Fenomena mengejutkan terjadi di Kabupaten Buleleng, Bali, di mana ratusan siswa Sekolah Menengah Pertama (SMP) dilaporkan belum mampu membaca dengan lancar. Data dari Dinas Pendidikan setempat menunjukkan bahwa dari total 34.062 siswa SMP, sebanyak 155 siswa tidak bisa membaca sama sekali, sementara 208 siswa lainnya tergolong tidak lancar membaca .
Penyebab Utama: Faktor Internal dan Eksternal
Plt Kepala Dinas Pendidikan Buleleng, Putu Ariadi Pribadi, mengidentifikasi beberapa faktor penyebab rendahnya kemampuan membaca di kalangan siswa SMP. Faktor internal meliputi kurangnya motivasi belajar, minimnya dukungan keluarga, serta kondisi disleksia atau disabilitas tertentu. Sementara itu, faktor eksternal mencakup dampak jangka panjang dari pembelajaran jarak jauh selama pandemi COVID-19, kesenjangan literasi dari jenjang Sekolah Dasar (SD), dan pemahaman yang keliru terhadap implementasi Kurikulum Merdeka .

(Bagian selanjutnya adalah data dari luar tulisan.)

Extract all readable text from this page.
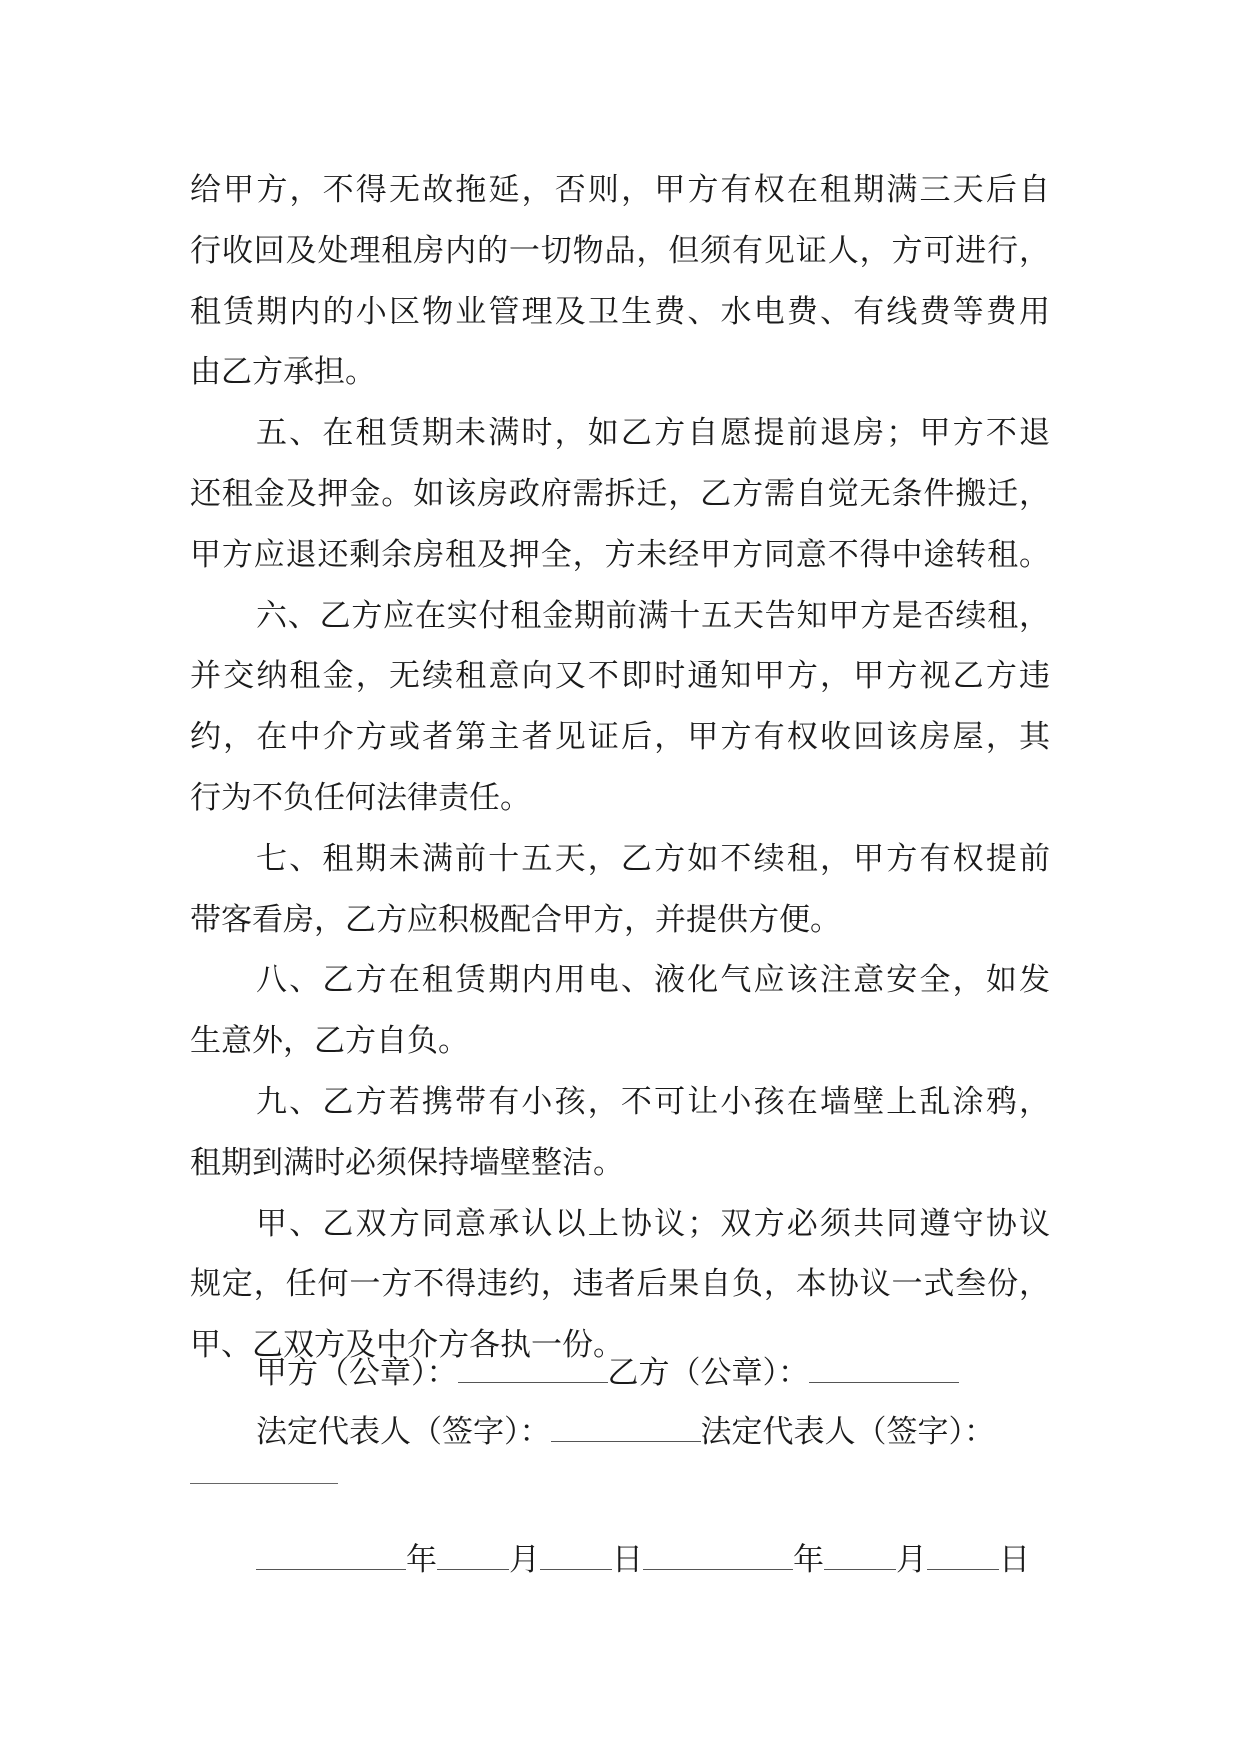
给甲方，不得无故拖延，否则，甲方有权在租期满三天后自
行收回及处理租房内的一切物品，但须有见证人，方可进行，
租赁期内的小区物业管理及卫生费、水电费、有线费等费用
由乙方承担。
五、在租赁期未满时，如乙方自愿提前退房；甲方不退
还租金及押金。如该房政府需拆迁，乙方需自觉无条件搬迁，
甲方应退还剩余房租及押全，方未经甲方同意不得中途转租。
六、乙方应在实付租金期前满十五天告知甲方是否续租，
并交纳租金，无续租意向又不即时通知甲方，甲方视乙方违
约，在中介方或者第主者见证后，甲方有权收回该房屋，其
行为不负任何法律责任。
七、租期未满前十五天，乙方如不续租，甲方有权提前
带客看房，乙方应积极配合甲方，并提供方便。
八、乙方在租赁期内用电、液化气应该注意安全，如发
生意外，乙方自负。
九、乙方若携带有小孩，不可让小孩在墙壁上乱涂鸦，
租期到满时必须保持墙壁整洁。
甲、乙双方同意承认以上协议；双方必须共同遵守协议
规定，任何一方不得违约，违者后果自负，本协议一式叁份，
甲、乙双方及中介方各执一份。
甲方（公章）：	乙方（公章）：
法定代表人（签字）：	法定代表人（签字）：
年 月 日	年 月 日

Ketua Dewan Pendidikan Kabupaten Buleleng, I Made Sedana, menambahkan bahwa kebijakan naik kelas otomatis tanpa mempertimbangkan penguasaan kompetensi dasar turut berkontribusi terhadap masalah ini. Ia menekankan perlunya evaluasi terhadap kebijakan tersebut untuk memastikan bahwa siswa benar-benar menguasai kemampuan dasar sebelum melanjutkan ke jenjang berikutnya .
Also Read
Upaya Penanganan dan Solusi
Wakil Bupati Buleleng, Gede Supriatna, menyatakan bahwa akar permasalahan tidak hanya terletak pada metode pengajaran di sekolah, tetapi juga pada lingkungan keluarga dan kondisi psikologis siswa. Data menunjukkan bahwa 52% siswa memiliki motivasi belajar yang rendah, dan 18% lainnya kurang mendapatkan dukungan dari keluarga .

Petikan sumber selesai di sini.